There are the TMZ photos of the couple “making out” in an open car in Studio City. There are the eyewitnesses who told the gossip site that the couple were having sex in broad daylight.

There are the texts between the boyfriend and assorted media outlets and the couple’s assertions to CNN that, because she is black and he is white, they were being racially profiled.

Most compellingly, though, there is the 24-minute audio recording of the encounter, produced almost immediately after the “Django Unchained” actress went public, verified to the press by the LAPD sergeant who detained her.

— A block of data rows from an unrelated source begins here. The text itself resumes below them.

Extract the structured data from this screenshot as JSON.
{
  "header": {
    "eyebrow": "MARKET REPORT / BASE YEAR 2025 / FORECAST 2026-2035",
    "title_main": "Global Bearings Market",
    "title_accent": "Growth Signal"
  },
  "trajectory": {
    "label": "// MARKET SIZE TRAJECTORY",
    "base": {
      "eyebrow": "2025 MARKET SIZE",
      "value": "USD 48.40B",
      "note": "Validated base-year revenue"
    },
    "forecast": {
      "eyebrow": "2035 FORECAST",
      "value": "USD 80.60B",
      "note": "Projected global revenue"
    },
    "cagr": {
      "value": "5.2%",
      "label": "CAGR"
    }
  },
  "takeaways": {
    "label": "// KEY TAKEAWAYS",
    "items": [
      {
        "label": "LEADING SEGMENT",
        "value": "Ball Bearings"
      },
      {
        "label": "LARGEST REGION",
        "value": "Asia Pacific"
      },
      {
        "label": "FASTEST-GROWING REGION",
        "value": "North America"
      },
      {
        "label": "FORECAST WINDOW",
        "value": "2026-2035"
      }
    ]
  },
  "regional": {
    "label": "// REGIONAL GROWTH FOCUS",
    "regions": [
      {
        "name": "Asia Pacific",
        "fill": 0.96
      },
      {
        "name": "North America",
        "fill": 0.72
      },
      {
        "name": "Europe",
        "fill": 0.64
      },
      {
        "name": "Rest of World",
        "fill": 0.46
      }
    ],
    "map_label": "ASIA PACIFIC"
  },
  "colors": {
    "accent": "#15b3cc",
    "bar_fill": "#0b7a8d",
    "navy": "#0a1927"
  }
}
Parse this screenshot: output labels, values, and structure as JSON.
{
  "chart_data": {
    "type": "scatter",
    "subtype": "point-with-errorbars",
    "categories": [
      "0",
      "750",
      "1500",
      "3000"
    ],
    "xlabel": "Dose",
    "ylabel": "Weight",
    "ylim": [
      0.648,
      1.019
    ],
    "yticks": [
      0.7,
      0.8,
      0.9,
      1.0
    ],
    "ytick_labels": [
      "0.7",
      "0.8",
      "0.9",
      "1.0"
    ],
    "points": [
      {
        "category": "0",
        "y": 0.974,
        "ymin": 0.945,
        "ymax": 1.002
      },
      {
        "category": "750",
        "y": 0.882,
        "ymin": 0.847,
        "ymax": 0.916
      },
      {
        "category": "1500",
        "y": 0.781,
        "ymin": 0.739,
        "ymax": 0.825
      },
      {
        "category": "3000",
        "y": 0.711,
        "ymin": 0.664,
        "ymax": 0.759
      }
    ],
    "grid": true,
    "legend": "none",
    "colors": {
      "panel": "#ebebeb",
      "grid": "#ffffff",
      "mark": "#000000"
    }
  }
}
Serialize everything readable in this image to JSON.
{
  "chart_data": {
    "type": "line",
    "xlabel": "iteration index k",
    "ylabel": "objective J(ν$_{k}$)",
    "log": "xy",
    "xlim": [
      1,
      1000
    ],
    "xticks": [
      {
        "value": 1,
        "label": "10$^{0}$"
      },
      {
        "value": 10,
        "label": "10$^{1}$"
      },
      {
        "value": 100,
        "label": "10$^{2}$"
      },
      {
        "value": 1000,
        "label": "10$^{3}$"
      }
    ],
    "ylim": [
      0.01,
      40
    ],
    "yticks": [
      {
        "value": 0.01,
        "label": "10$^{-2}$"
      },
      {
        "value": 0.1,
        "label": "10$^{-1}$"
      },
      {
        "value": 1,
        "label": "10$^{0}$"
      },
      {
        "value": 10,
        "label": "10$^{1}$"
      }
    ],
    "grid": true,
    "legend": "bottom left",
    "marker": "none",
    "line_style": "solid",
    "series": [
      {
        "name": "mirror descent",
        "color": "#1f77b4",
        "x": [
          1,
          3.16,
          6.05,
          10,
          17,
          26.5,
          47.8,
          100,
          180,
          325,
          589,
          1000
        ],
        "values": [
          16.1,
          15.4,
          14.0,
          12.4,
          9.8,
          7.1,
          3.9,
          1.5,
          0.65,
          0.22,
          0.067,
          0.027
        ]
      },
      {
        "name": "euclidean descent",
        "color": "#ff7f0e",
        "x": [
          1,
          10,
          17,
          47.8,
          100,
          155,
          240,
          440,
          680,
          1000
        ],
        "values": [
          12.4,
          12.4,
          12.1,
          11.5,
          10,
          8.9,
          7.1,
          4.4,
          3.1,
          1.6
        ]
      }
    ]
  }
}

Caught on a recording device the officer was wearing, the audio shows just how the encounter escalated from a routine - if embarrassing - police stop, to a fight over whether Watts needed to produce identification, to a claim by the actress that either the police or those who had called 911 on the couple were racists.

Once, an encounter like that would have been a liability claim waiting to happen. Instead, the court of public opinion got an electronic eyewitness in the form of the tape.

For this, all parties can probably thank a technology that many law enforcement agencies long resisted - recording devices that can be worn by officers or mounted on patrol cars.

Though the LAPD sergeant has said he taped the encounter on his own personal equipment, such devices have increasingly become standard issue for law enforcement.

Today, the resolutions of celebrity “he-said-she-saids” are just one small advantage of law enforcement cameras and recorders: Just ask the citizens of Ferguson, Mo., where audio or video footage, had the local police only deployed their equipment, might have infused the tragic police shooting of Michael Brown, an unarmed teenager, with some sorely needed clarity.

Sacramento County sheriff’s Deputy James Hart says their in-car cameras - which come with small remote recorders that clip onto an officer’s uniform, like a pager - have streamlined investigations, reduced complaints and even caught the occasional incriminating conversation between suspects.

Fresno and Modesto, meanwhile, recently have joined the ranks of cities moving toward body-worn cameras. So has LAPD.

In Los Angeles, the sergeant in the Watts case has gone on talk radio, citing the recording as proof of his professionalism. The couple have toned down the racially charged rhetoric.

And the debate has shifted to whether California law requires citizens to produce ID during a valid police detention.

(The answer appears to be, not necessarily, unless they are driving.)

It’s all less dramatic, perhaps, than some might want in a show-business city, but seeing is believing: Recording devices may have their issues, but they can be a step toward civility.